UNHCR concerned at growing anxiety and challenges of refugees in Lebanon
UNHCR, the UN Refugee Agency, expressed today its concerns over the deteriorating situation of refugees in Lebanon amid a number of protests outside its offices.
“We fully understand the fears and frustrations expressed by the persons protesting by our office, many of whom are refugees badly hit by the deteriorating economic situation in Lebanon,” said Mireille Girard, UNHCR’s Representative in Lebanon.
“Since the start of the protests, our teams have been engaging with the refugees in groups and individually to work together on how best to address the situation,” she continued. Obviously, refugees have the right to express their grievances peacefully, but we are advising them not to expose themselves outside the boundaries of the law.
UNHCR is also deeply worried about misinformation circulating among some of the protestors involved in a sit-in who are led to believe that exposing themselves to the cold and rain or to detention will facilitate or fast-track their resettlement to a third country. “This is not only misleading but also raises expectations that can only lead to more suffering and frustration,” said the UNHCR official.
The situation of each person and family varies and is assessed based on its own specificity. Many of the refugees involved in the protest receive UNHCR’s assistance through its cash, winter or shelter programmes or benefit from its health and education programmes.
Efforts are being deployed by other organizations helping migrants to assist those among protestors who do not qualify for refugee status and therefore who do not fall under UNHCR’s mandate.
“Refugees and migrants are already in a very difficult situation and we are appealing to everyone to work together on constructive and feasible solutions. It is critical not to aggravate their situation.” said Girard.
“The current situation reflects the growing anxiety among refugees living in Lebanon.
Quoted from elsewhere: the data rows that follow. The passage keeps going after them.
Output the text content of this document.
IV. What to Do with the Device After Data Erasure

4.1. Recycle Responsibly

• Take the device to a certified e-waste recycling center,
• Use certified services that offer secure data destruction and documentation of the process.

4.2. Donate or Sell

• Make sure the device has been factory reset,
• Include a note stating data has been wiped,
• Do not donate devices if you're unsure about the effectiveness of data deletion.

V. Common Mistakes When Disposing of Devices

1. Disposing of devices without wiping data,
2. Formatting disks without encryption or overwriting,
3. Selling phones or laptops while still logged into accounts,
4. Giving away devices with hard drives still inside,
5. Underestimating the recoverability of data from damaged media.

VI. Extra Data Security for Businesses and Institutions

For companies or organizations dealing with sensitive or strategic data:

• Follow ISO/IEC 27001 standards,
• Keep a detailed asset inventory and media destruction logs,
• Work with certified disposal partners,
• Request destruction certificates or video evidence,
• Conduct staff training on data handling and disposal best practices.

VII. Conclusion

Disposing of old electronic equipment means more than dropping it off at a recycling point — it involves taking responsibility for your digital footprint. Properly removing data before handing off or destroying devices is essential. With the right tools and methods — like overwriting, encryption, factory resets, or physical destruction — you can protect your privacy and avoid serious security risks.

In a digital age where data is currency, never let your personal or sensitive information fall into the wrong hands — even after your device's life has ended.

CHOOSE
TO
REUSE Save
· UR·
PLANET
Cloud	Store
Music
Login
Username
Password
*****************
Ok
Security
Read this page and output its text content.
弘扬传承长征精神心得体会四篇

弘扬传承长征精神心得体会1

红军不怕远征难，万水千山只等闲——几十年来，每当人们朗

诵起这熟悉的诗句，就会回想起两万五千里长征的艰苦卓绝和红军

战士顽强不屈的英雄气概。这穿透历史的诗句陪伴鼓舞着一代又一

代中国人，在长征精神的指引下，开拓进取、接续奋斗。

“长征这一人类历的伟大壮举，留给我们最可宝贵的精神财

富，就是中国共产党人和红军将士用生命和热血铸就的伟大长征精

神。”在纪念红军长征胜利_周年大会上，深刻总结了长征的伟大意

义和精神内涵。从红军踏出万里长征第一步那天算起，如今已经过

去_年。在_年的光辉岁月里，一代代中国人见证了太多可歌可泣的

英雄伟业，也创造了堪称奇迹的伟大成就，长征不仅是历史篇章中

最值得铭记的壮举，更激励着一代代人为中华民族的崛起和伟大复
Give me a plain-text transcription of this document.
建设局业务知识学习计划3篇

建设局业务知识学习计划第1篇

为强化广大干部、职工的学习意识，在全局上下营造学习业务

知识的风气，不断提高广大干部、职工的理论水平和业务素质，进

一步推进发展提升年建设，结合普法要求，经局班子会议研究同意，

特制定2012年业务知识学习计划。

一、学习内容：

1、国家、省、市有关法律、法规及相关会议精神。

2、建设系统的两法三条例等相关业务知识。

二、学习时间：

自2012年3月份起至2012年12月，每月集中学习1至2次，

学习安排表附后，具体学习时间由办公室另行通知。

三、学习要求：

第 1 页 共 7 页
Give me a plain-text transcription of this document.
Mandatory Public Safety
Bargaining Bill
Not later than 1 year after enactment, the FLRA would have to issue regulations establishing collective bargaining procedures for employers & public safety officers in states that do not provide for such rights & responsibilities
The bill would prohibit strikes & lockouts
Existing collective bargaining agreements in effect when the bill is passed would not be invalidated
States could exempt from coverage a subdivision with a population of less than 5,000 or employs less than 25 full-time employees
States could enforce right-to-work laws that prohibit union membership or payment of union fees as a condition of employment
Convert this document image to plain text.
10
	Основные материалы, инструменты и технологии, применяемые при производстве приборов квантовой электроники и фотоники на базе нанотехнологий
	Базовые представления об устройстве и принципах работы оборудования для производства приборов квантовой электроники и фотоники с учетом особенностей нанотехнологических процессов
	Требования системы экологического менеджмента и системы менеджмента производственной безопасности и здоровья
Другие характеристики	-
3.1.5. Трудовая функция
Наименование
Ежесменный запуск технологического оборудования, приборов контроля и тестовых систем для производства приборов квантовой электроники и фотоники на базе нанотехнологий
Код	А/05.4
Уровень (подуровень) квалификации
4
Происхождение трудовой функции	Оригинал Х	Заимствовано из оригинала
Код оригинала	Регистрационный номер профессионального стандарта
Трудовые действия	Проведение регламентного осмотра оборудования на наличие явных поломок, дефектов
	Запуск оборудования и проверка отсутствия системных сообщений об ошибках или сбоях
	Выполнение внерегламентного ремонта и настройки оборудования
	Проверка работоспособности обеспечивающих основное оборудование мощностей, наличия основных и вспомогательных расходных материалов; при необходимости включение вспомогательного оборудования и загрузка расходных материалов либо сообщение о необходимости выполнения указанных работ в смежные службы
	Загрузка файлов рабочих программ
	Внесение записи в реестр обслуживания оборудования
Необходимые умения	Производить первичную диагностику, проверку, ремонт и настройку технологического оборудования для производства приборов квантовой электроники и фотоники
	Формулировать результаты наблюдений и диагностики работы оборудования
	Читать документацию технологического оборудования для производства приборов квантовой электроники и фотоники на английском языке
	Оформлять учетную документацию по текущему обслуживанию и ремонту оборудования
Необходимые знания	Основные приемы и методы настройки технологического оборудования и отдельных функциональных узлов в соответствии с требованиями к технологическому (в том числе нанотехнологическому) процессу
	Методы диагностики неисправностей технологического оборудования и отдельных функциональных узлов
Many are deeply affected by the worsening economic crisis in the country, living below the poverty line and having limited capacity to cope. “Despite Lebanon’s remarkable generosity, the challenges faced by refugees on a daily basis are immense,” she added.
To help mitigate the impact of the economic crisis, UNHCR has rapidly mobilized and been able to expand its winter assistance program to provide a safety net at this critical period of the year. In total, over 900,000 refugees received support and vulnerable Lebanese families also benefitted from the programme. We are also actively reaching out to provide more individual counselling to refugees in distress through additional hotlines and face to face discussions.
“While we are working hard to further expand assistance, we remain severely constrained by funding limitations. This is forcing us and other humanitarian agencies to prioritize the most vulnerable refugees,” added the UNHCR official, noting that the inter-agency humanitarian appeal, the Lebanon Crisis Response Plan, only received 50 per cent of the money it needs to carry out all its activities and programmes in Lebanon last year.
“Many refugees hope to be resettled to a third country as they do not see how to cope with the current situation. While we understand their hope for a solution, it is important to stress that the number of resettlement places remains extremely limited worldwide,” said Girard.
Less than one per cent of the close to 26 million refugees around the world are resettled to a third country each year. While the number of refugees resettled out of Lebanon has been sustained in recent years, thanks to much advocacy, and support by third countries, the needs far outweigh the number of places available.
UNHCR remains committed to providing protection and assistance to refugees and asylum seekers in Lebanon, and will continue to work closely with refugees, humanitarian actors and all concerned at this difficult time for the country, concluded Girard.